The name of Chesterfield on one hand, and of Walpole on the other, failed not to make a Poem bought up, and talked of. And it cannot be doubted, that the Odes of Horace which celebrated, and the Satires which ridiculed, well-known and real characters at Rome, were more eagerly read, and more frequently cited, than the Æneid and the Georgic of Virgil. Malignant and insensible must be the critic, who should impotently dare to assert, that Pope wanted genius and imagination; but perhaps it may safely be affirmed, that his peculiar and characteristical excellences were good sense and judgment. And this was the opinion of Atterbury and Bolingbroke; and it was also his own opinion. See in Volume Ninth, the Fifth and the Nineteenth Letters; particularly what he said to Warburton at the end of the latter.

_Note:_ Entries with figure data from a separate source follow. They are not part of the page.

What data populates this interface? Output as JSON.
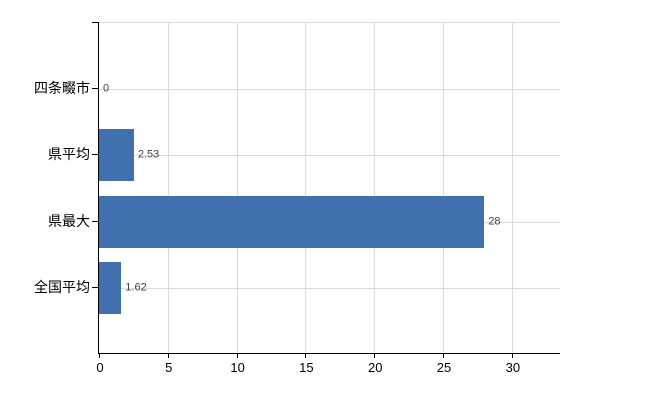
{
  "chart_data": {
    "type": "bar",
    "orientation": "horizontal",
    "title": "",
    "xlabel": "",
    "ylabel": "",
    "categories": [
      "四条畷市",
      "県平均",
      "県最大",
      "全国平均"
    ],
    "values": [
      0,
      2.53,
      28,
      1.62
    ],
    "value_labels": [
      "0",
      "2.53",
      "28",
      "1.62"
    ],
    "xlim": [
      0,
      33.5
    ],
    "xticks": [
      0,
      5,
      10,
      15,
      20,
      25,
      30
    ],
    "xtick_labels": [
      "0",
      "5",
      "10",
      "15",
      "20",
      "25",
      "30"
    ],
    "grid": true,
    "legend": false,
    "colors": {
      "bar": "#4170ae",
      "grid": "#d9ddd9",
      "axis": "#000000",
      "value_label": "#404040",
      "tick_label": "#000000",
      "background": "#ffffff"
    }
  }
}
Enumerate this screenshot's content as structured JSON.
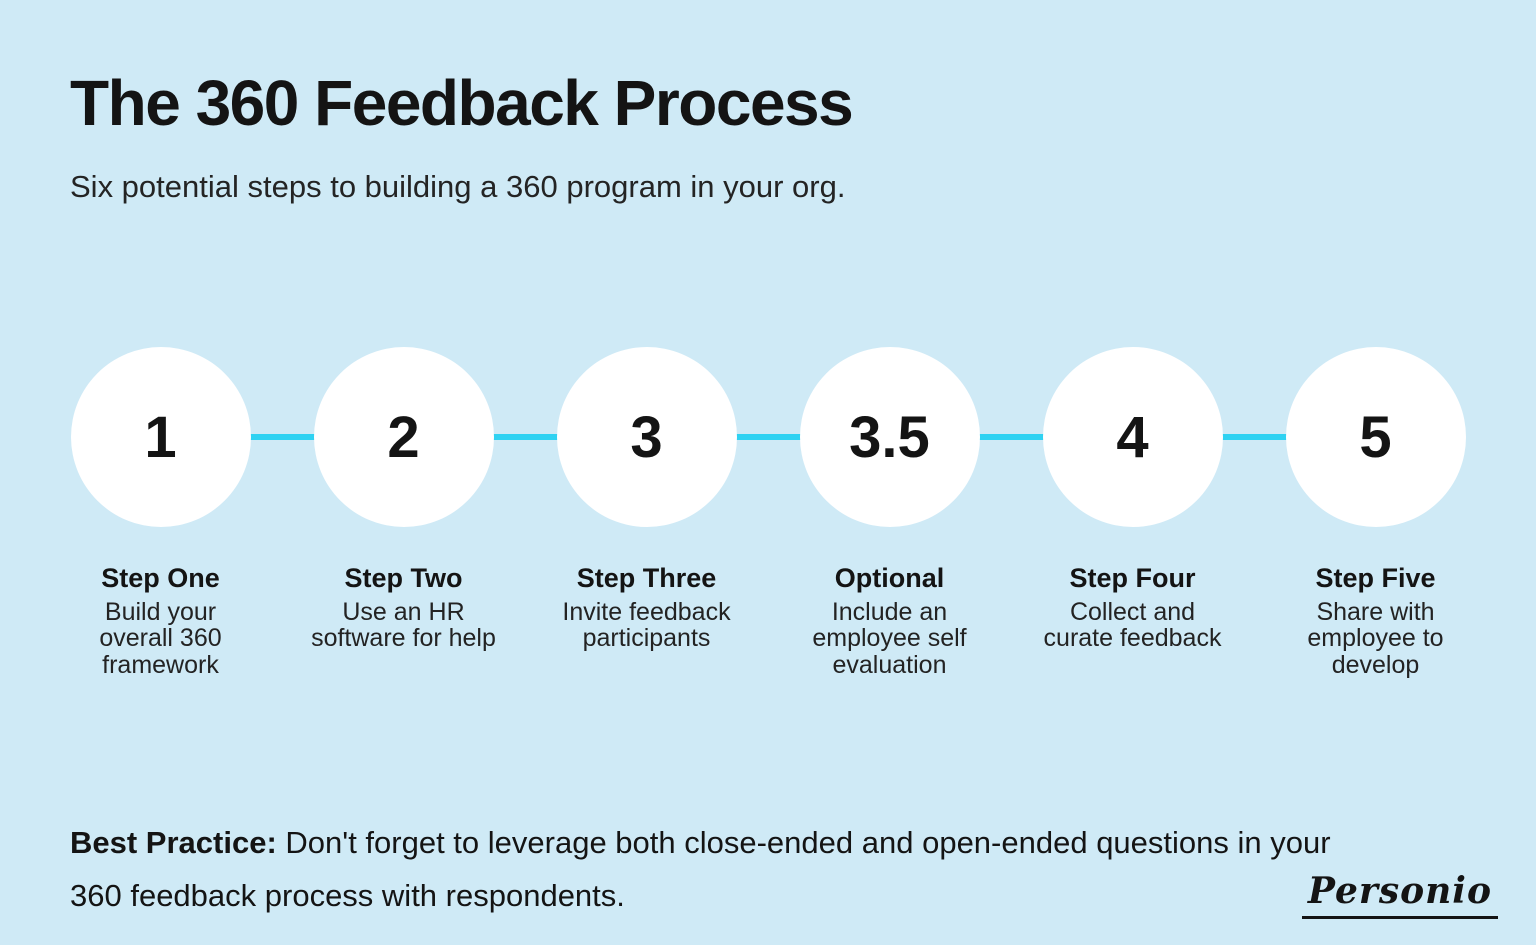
{
  "colors": {
    "background": "#cfeaf6",
    "accent": "#2fd2f2",
    "circle": "#ffffff",
    "text": "#141414"
  },
  "header": {
    "title": "The 360 Feedback Process",
    "subtitle": "Six potential steps to building a 360 program in your org."
  },
  "steps": [
    {
      "number": "1",
      "label": "Step One",
      "description": "Build your overall 360 framework"
    },
    {
      "number": "2",
      "label": "Step Two",
      "description": "Use an HR software for help"
    },
    {
      "number": "3",
      "label": "Step Three",
      "description": "Invite feedback participants"
    },
    {
      "number": "3.5",
      "label": "Optional",
      "description": "Include an employee self evaluation"
    },
    {
      "number": "4",
      "label": "Step Four",
      "description": "Collect and curate feedback"
    },
    {
      "number": "5",
      "label": "Step Five",
      "description": "Share with employee to develop"
    }
  ],
  "footer": {
    "best_practice_label": "Best Practice:",
    "best_practice_text": "Don't forget to leverage both close-ended and open-ended questions in your 360 feedback process with respondents.",
    "brand": "Personio"
  }
}
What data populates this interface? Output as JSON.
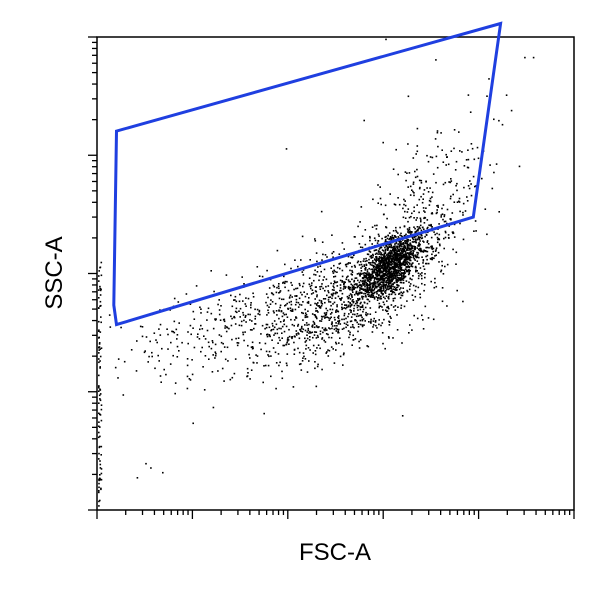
{
  "chart_data": {
    "type": "scatter",
    "title": "",
    "xlabel": "FSC-A",
    "ylabel": "SSC-A",
    "x_scale": "log",
    "y_scale": "log",
    "xlim": [
      1,
      100000
    ],
    "ylim": [
      1,
      10000
    ],
    "grid": false,
    "legend": "none",
    "gate_color": "#1f3fe0",
    "point_color": "#000000",
    "gate": {
      "shape": "polygon",
      "vertices": [
        [
          1.6,
          37
        ],
        [
          8800,
          300
        ],
        [
          17000,
          13000
        ],
        [
          1.6,
          1600
        ],
        [
          1.5,
          54
        ]
      ]
    },
    "populations": [
      {
        "center": [
          1200,
          120
        ],
        "spread_log": [
          0.17,
          0.14
        ],
        "count": 1400
      },
      {
        "center": [
          400,
          60
        ],
        "spread_log": [
          0.45,
          0.28
        ],
        "count": 900
      },
      {
        "center": [
          40,
          40
        ],
        "spread_log": [
          0.65,
          0.25
        ],
        "count": 400
      },
      {
        "center": [
          2500,
          300
        ],
        "spread_log": [
          0.35,
          0.4
        ],
        "count": 350
      }
    ],
    "isolated_points": [
      [
        1050,
        9700
      ],
      [
        3500,
        6500
      ],
      [
        30000,
        6800
      ],
      [
        37000,
        6800
      ],
      [
        1800,
        3200
      ],
      [
        620,
        2000
      ],
      [
        95,
        1150
      ],
      [
        980,
        1300
      ],
      [
        10,
        5.5
      ],
      [
        3.2,
        2.5
      ],
      [
        3.6,
        2.3
      ],
      [
        4.8,
        2.1
      ],
      [
        2.6,
        1.9
      ]
    ],
    "axis_points": {
      "x_near_min": 1.0,
      "y_range": [
        1,
        150
      ],
      "count": 90
    }
  }
}
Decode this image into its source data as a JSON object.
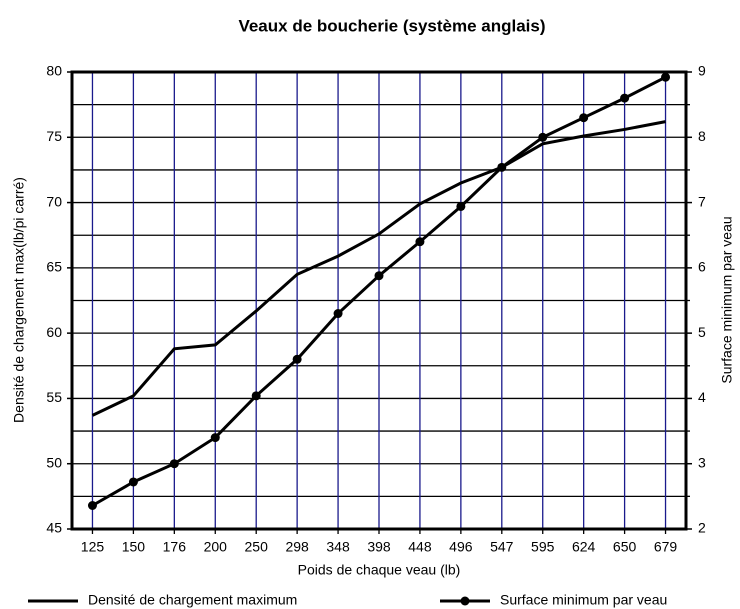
{
  "chart_data": {
    "type": "line",
    "title": "Veaux de boucherie (système anglais)",
    "x_label": "Poids de chaque veau (lb)",
    "y_label": "Densité de chargement max(lb/pi carré)",
    "y2_label": "Surface minimum par veau",
    "categories": [
      "125",
      "150",
      "176",
      "200",
      "250",
      "298",
      "348",
      "398",
      "448",
      "496",
      "547",
      "595",
      "624",
      "650",
      "679"
    ],
    "series": [
      {
        "name": "Densité de chargement maximum",
        "color": "#000000",
        "axis": "y",
        "values": [
          53.7,
          55.2,
          58.8,
          59.1,
          61.7,
          64.5,
          65.9,
          67.6,
          69.9,
          71.5,
          72.7,
          74.5,
          75.1,
          75.6,
          76.2
        ]
      },
      {
        "name": "Surface minimum par veau",
        "color": "#000000",
        "axis": "y2",
        "markers": true,
        "values": [
          2.36,
          2.72,
          3.0,
          3.4,
          4.04,
          4.6,
          5.3,
          5.88,
          6.4,
          6.94,
          7.54,
          8.0,
          8.3,
          8.6,
          8.92
        ]
      }
    ],
    "ylim": [
      45,
      80
    ],
    "yticks": [
      45,
      50,
      55,
      60,
      65,
      70,
      75,
      80
    ],
    "y2lim": [
      2,
      9
    ],
    "y2ticks": [
      2,
      3,
      4,
      5,
      6,
      7,
      8,
      9
    ],
    "y2minorticks": [
      2.5,
      3.5,
      4.5,
      5.5,
      6.5,
      7.5,
      8.5
    ],
    "grid": true,
    "legend": "bottom"
  }
}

If we consider him as a man, and examine his moral character impartially, we shall find that his predominant virtues seem to have been filial piety, and constancy in his friendships; an ardent love of liberty and of his country, and what seemed to be its true interest; a manly detestation of court-flatterers and servility; a frugality, and economy, and order, in his house, and at his table; at the same time that his private charities were many and great; of which Dodsley, whom he honoured with his friendship, and who partook of his beneficence, gave me several

instances. His revenue was about eight hundred pounds a year.

As to his religious opinions, though he would not publicly renounce the tenets of his family, from the fear of being reckoned an interested convert, yet he had too clear and solid an understanding, not to discern the gross absurdities, and glaring impieties of Popish superstition; and once owned to Dr. Warburton, that he was convinced the Church of Rome had all the marks and signs of that Antichristian Power and Apostacy, so strongly painted and predicted in the New Testament. Which opinion Dr. Warburton himself was so zealous in establishing, that he founded a Lecture for Sermons to be annually preached at Lincoln's Inn Chapel, on this very subject; persuaded, like his excellent friend Dr. Balguy, that "Popery is indeed nothing better than a refined species of Paganism; and that, so far as this extends, the Gospel has failed of its genuine effect, and left men as it found them, Polytheists and Idolaters." The approaching destruction of the Church of Rome, especially in a neighbouring kingdom, was thus remarkably foretold by the King of Prussia, 1777 : “ Le Pape et les moines finiront sans doute ; leur chute ne sera pas l'ouvrage de la raison; mais ils périront à mesure que les Finances des grandes potentates se dérangeront. En France, quand on aura epuisé tous les expédiens pour avoir des espèces, on sera forcé de seculariser des Abbayes et des Convens. Cet example sera imité, et le nombre des Cuculati reduit à peu de chose."

Through the whole course of his life, Pope was

firmly and unvariably convinced of the Being of a God, a Providence, and the Immortality of the Soul. Though perhaps, when he was writing under the guidance of Bolingbroke, he entertained some unhappy and ill-founded doubts concerning the truth of the Christian Dispensation.